Downloading Multiple Files
To download multiple files, you can use the -i
option followed by a file containing a list of URLs. Each URL should be on a separate line. For instance:
wget -i urls.txt
Resume Interrupted Downloads
If a download is interrupted, you can resume it using the -c
option. This is particularly useful for large files or unstable internet connections.
wget -c http://example.com/largefile.iso
Retry Failed Downloads
The --tries
option allows you to specify the number of retries if a download fails. For example, to retry a download five times before giving up, you would use:
wget --tries=5 http://example.com/file.txt
Limit Download Speed
To prevent wget from consuming all your bandwidth, you can limit the download speed using the --limit-rate
option. For example, to limit the download speed to 200k, use:
wget --limit-rate=200k http://example.com/file.txt
Download in Background
The -b
option allows wget
to run in the background, freeing up your terminal for other tasks. The download progress is logged to a file named wget-log
in the current directory.
wget -b http://example.com/file.txt
Advanced Usage
Mirror a Website
Wget can mirror an entire website for offline viewing using the -r
, -p
, and -k
options. The -r
option enables recursion, -p
downloads all files necessary to display the page properly, and -k
converts links for offline viewing.
wget -r -p -k http://example.com
Spider a Website
The --spider
option allows wget
to behave like a web spider, checking for broken links without downloading anything. This is useful for web developers checking their sites for broken links.

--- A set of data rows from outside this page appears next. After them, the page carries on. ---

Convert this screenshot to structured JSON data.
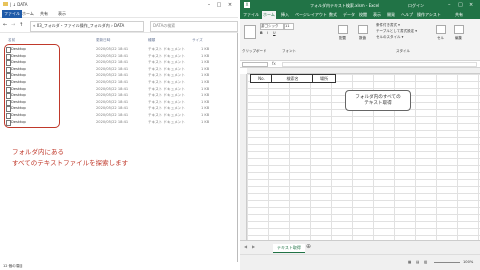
{
  "explorer": {
    "title": "| ↓ DATA",
    "ribbon_tabs": [
      "ファイル",
      "ホーム",
      "共有",
      "表示"
    ],
    "address": "« 03_フォルダ・ファイル操作_フォルダ内 › DATA",
    "search_placeholder": "DATAの検索",
    "columns": {
      "name": "名前",
      "date": "更新日時",
      "type": "種類",
      "size": "サイズ"
    },
    "files": [
      {
        "name": "Desktop",
        "date": "2020/05/22 18:41",
        "type": "テキスト ドキュメント",
        "size": "1 KB"
      },
      {
        "name": "Desktop",
        "date": "2020/05/22 18:41",
        "type": "テキスト ドキュメント",
        "size": "1 KB"
      },
      {
        "name": "Desktop",
        "date": "2020/05/22 18:41",
        "type": "テキスト ドキュメント",
        "size": "1 KB"
      },
      {
        "name": "Desktop",
        "date": "2020/05/22 18:41",
        "type": "テキスト ドキュメント",
        "size": "1 KB"
      },
      {
        "name": "Desktop",
        "date": "2020/05/22 18:41",
        "type": "テキスト ドキュメント",
        "size": "1 KB"
      },
      {
        "name": "Desktop",
        "date": "2020/05/22 18:41",
        "type": "テキスト ドキュメント",
        "size": "1 KB"
      },
      {
        "name": "Desktop",
        "date": "2020/05/22 18:41",
        "type": "テキスト ドキュメント",
        "size": "1 KB"
      },
      {
        "name": "Desktop",
        "date": "2020/05/22 18:41",
        "type": "テキスト ドキュメント",
        "size": "1 KB"
      },
      {
        "name": "Desktop",
        "date": "2020/05/22 18:41",
        "type": "テキスト ドキュメント",
        "size": "1 KB"
      },
      {
        "name": "Desktop",
        "date": "2020/05/22 18:41",
        "type": "テキスト ドキュメント",
        "size": "1 KB"
      },
      {
        "name": "Desktop",
        "date": "2020/05/22 18:41",
        "type": "テキスト ドキュメント",
        "size": "1 KB"
      },
      {
        "name": "Desktop",
        "date": "2020/05/22 18:41",
        "type": "テキスト ドキュメント",
        "size": "1 KB"
      }
    ],
    "annotation_line1": "フォルダ内にある",
    "annotation_line2": "すべてのテキストファイルを探索します",
    "status": "12 個の項目"
  },
  "excel": {
    "title": "フォルダ内テキスト検索.xlsm - Excel",
    "user_label": "ログイン",
    "tabs": [
      "ファイル",
      "ホーム",
      "挿入",
      "ページレイアウト",
      "数式",
      "データ",
      "校閲",
      "表示",
      "開発",
      "ヘルプ",
      "操作アシスト",
      "共有"
    ],
    "ribbon": {
      "font_name": "游ゴシック",
      "font_size": "11",
      "align": "配置",
      "number": "数値",
      "cond_format": "条件付き書式 ▾",
      "table_format": "テーブルとして書式設定 ▾",
      "cell_styles": "セルのスタイル ▾",
      "cells": "セル",
      "edit": "編集",
      "clipboard": "クリップボード",
      "font_group": "フォント",
      "style_group": "スタイル"
    },
    "namebox": "",
    "headers": [
      "No.",
      "検索名",
      "場所"
    ],
    "button_line1": "フォルダ内のすべての",
    "button_line2": "テキスト取得",
    "sheet_tab": "テキスト取得",
    "zoom": "100%"
  },
  "colors": {
    "excel_green": "#217346",
    "annotation_red": "#c0392b",
    "explorer_blue": "#1e5aa8"
  }
}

wget --spider -r http://example.com
Download via Proxy
If you’re behind a proxy server, you can configure wget to use it with the --proxy
option. You’ll need to set the http_proxy
or https_proxy
environment variables with your proxy details.
export http_proxy=http://proxyserver:port wget --proxy=on http://example.com
Authentication
For sites that require authentication, you can use the --http-user
and --http-password
options, or store your credentials in a .netrc
file in your home directory.
wget --http-user=user --http-password=pass http://example.com
Debugging Downloads
To debug downloads, use the -o
option followed by a log file name. This will write detailed information about the download process to the specified file.
wget -o log.txt http://example.com
Pipelines
The -O -
option allows wget
to write the downloaded data to standard output, which can then be piped to other commands. This is useful for processing the downloaded data on the fly.
wget -O - http://example.com | grep "keyword"
Scripting and Scheduling Downloads
wget’s command-line nature makes it ideal for scripting and scheduling downloads. You can use cron jobs to schedule downloads at specific times. Passing URLs via stdin using -i -
allows wget to read URLs from a pipe, enabling complex download scripts. Logging and monitoring can be done using the -o
option as mentioned earlier.
Conclusion
wget is a versatile tool with a wide range of capabilities. It goes beyond simple file downloads, offering features like website mirroring, download speed limiting, and more. While similar tools like curl exist, wget stands out for its ease of use and powerful features. For further reading, the wget man page and GNU wget manual are excellent resources.
In conclusion, wget is an indispensable tool for any Linux user. Its power and flexibility make it a go-to solution for all kinds of download tasks. Whether you’re a system administrator needing to download system updates or a web developer wanting to mirror a website, wget has you covered.